Agencies: Berkeley Police Department California
Last updated: about 2 months ago
On February 12, 2013, police were called to Kayla’s Shattuck Avenue apartment by a friend who was concerned about her mental health. Police arrived and immediately attempted to place her under arrest. Kayla was an African American, transgender woman who weighed almost 350 pounds. When officers wrestled her face down onto a futon on the floor, they should have known that this could impair her breathing. Up to six cops, using their full weight continued to restrain the panicked woman and even called for a “spit hood” to be placed on her head. Ultimately, they didn’t get a chance use it. They thought she had calmed down; in fact, she had stopped breathing.
If you are concerned about racism, trans* issues and the treatment of people with mental illness by the BPD, we invite you to work with us to bring this case to the attention of the public. The number of people suffering from mental illness in Berkeley continues to rise, yet they are often provided with police responders instead of mental health professionals. This has to change!
The night she died, Kayla’s roommate and in-home caregiver were there. They could tell she wasn’t taking her medication, and they called 9-1-1 to have someone come do an evaluation. This had happened before. She would go to the hospital and get stabilized; she would be there a couple weeks and come out. That’s what they expected that night.

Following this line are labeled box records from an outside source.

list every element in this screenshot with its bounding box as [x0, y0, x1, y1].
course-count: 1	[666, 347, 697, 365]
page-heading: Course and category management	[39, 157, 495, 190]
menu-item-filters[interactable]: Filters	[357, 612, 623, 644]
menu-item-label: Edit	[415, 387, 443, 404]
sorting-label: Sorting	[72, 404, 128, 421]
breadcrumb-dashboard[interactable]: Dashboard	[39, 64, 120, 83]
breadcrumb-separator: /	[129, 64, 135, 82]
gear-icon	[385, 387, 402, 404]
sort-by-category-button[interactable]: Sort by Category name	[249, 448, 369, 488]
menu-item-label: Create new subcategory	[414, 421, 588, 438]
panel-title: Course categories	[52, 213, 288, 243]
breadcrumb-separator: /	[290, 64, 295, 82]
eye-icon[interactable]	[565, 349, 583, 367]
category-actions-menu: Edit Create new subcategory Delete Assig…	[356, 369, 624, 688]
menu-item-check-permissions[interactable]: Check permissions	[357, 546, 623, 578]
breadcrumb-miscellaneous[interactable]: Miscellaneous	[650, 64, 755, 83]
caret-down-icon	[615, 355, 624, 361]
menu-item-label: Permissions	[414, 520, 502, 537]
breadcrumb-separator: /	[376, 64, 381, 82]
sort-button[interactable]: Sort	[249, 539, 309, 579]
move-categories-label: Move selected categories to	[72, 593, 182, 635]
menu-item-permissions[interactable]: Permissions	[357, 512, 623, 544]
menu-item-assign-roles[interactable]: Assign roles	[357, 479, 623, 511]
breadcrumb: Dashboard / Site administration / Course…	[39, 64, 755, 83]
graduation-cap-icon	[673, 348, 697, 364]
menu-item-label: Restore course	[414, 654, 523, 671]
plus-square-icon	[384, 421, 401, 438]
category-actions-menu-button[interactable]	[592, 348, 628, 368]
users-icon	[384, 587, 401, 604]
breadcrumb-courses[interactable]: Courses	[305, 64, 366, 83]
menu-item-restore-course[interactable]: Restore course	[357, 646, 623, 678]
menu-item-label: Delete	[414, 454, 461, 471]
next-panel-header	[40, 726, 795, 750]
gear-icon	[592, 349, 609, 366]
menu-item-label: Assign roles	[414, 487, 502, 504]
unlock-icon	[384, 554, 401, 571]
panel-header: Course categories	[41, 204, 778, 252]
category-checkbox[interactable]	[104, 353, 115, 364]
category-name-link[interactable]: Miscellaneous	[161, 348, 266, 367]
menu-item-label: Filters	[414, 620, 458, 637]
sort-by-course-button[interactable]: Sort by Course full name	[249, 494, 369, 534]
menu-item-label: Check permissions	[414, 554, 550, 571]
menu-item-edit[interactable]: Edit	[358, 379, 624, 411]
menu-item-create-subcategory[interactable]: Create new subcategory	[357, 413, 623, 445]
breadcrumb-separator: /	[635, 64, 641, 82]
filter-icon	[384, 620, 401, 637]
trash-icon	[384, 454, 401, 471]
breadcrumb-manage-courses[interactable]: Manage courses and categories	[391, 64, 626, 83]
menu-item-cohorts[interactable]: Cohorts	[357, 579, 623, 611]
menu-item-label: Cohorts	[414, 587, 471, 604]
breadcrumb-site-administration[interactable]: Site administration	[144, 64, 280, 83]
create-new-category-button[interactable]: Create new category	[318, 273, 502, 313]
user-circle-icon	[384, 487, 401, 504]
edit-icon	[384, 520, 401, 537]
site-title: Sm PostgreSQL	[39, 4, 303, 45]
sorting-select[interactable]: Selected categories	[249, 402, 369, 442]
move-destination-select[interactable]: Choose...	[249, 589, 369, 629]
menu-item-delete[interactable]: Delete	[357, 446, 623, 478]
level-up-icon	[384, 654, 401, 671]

When the police came, they didn’t talk to Kayla. Instead, they ran warrant checks. They arrested her roommate, and then told Kayla they were going to take her in, too. But she knew that wasn’t right, that it wasn’t for her. The warrant they had found was for somebody with the same birth name but a different birth date. She turned around to make a phone call, and they grabbed her. A struggle ensued, and they fell backwards into the apartment, onto a futon. Six officers were on top of her. She was on her stomach, and they were trying to tie her down. They got the cuffs on her and were trying to put a hood on her head, but after two minutes they realized she wasn’t breathing. They did chest compressions, but not mouth-to-mouth. When the EMTs came, she was dead.
The police initially blamed her obesity. But the only excess flesh that led to her death was the weight of six officers crushing the breath out of her. Her body wasn’t wrong, wasn’t culpable. Police violence was. The police were willing to touch her with deadly force but not willing to use their CPR skills to save her life?
Black lives matter.
Black women’s lives matter.
The lives of fat black disabled trans women in the sex industries matter.
Kayla Moore matters.
August 2014 Officer and officer's union sue city over leaked information over Kayla's treatment by officer
October 2016 A U.S. District Court judge has rejected the majority of a wrongful death lawsuit against the city of Berkeley that criticized the way police officers handled a 2013 call involving a transgender woman in a mental health crisis.